13. Il résulte de tout ce qui précède que le préfet de l'Hérault est fondé à soutenir que c'est à tort que, par le jugement attaqué, le magistrat désigné par la présidente du tribunal administratif de Montpellier a annulé l'arrêté du 29 octobre 2018 par lequel il a prononcé le transfert de M. B... aux autorités italiennes responsables de sa demande d'asile.
D É C I D E :
Article 1er : Le jugement du 2 novembre 2018 du tribunal administratif de Montpellier en tant qu'il a annulé l'arrêté du 29 octobre 2018 portant transfert de M. B... aux autorités italiennes est annulé.

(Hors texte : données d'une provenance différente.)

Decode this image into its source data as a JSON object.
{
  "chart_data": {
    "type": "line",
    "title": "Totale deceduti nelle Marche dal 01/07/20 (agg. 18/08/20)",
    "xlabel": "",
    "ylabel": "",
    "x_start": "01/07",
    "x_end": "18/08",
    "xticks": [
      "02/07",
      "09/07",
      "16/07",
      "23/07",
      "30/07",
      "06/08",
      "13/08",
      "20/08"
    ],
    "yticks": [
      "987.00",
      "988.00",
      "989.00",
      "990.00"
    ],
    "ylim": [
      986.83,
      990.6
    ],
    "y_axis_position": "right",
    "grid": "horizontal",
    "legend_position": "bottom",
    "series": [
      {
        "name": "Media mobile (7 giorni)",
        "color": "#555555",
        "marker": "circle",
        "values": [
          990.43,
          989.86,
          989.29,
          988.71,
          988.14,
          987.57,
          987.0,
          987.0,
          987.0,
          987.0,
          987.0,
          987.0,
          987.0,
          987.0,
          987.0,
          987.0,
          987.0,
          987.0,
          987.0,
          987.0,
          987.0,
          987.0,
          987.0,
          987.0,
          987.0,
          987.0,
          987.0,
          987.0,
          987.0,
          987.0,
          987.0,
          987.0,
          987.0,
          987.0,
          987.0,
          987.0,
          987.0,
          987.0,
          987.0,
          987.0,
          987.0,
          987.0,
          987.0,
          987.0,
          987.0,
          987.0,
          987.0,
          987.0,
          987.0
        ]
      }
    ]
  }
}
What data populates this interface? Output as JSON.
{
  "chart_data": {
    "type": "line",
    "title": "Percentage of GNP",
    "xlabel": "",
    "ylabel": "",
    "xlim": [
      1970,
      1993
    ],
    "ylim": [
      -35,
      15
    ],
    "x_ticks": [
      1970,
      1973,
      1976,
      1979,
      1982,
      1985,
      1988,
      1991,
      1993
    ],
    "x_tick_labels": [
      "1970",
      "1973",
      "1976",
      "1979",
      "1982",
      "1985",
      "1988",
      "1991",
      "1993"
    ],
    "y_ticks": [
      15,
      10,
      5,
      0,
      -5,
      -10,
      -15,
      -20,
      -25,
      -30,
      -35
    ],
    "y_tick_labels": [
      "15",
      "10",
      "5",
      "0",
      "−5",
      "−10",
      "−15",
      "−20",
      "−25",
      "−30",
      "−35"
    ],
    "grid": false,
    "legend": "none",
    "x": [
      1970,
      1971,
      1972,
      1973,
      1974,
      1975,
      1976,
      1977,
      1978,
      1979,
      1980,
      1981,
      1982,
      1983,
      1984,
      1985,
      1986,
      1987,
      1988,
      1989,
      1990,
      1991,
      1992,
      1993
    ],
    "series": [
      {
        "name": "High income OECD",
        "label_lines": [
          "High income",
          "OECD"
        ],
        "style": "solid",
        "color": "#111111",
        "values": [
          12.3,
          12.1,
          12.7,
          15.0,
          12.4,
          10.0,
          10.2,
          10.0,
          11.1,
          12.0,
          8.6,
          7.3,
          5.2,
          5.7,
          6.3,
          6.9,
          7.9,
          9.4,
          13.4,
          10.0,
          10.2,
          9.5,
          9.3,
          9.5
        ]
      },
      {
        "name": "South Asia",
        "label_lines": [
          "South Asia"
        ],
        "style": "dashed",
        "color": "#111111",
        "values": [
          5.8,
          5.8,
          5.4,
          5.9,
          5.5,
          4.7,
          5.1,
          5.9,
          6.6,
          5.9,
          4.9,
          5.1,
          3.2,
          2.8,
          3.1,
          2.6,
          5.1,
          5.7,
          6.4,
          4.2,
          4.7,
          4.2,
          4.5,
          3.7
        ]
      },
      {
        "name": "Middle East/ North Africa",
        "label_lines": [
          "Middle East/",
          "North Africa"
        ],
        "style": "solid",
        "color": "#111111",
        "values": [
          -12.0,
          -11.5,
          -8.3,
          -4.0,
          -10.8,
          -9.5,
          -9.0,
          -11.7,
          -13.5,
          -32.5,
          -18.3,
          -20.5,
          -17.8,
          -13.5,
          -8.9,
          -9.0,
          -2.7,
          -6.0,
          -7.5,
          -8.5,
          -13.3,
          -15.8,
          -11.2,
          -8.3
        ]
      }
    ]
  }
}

Article 2 : La demande de M. B... présentée devant le tribunal administratif de Montpellier est rejetée.
Article 3 : Le présent arrêt sera notifié M. E... B...et au ministre de l'intérieur.
Copie en sera adressée au préfet de l'Hérault.
Délibéré après l'audience du 12 avril 2019, où siégeaient :
- M. Guidal, président assesseur, président de la formation de jugement en application de l'article R. 222-26 du code de justice administrative,
- Mme C..., première conseillère,
- Mme D..., première conseillère.
Lu en audience publique, le 26 avril 2019.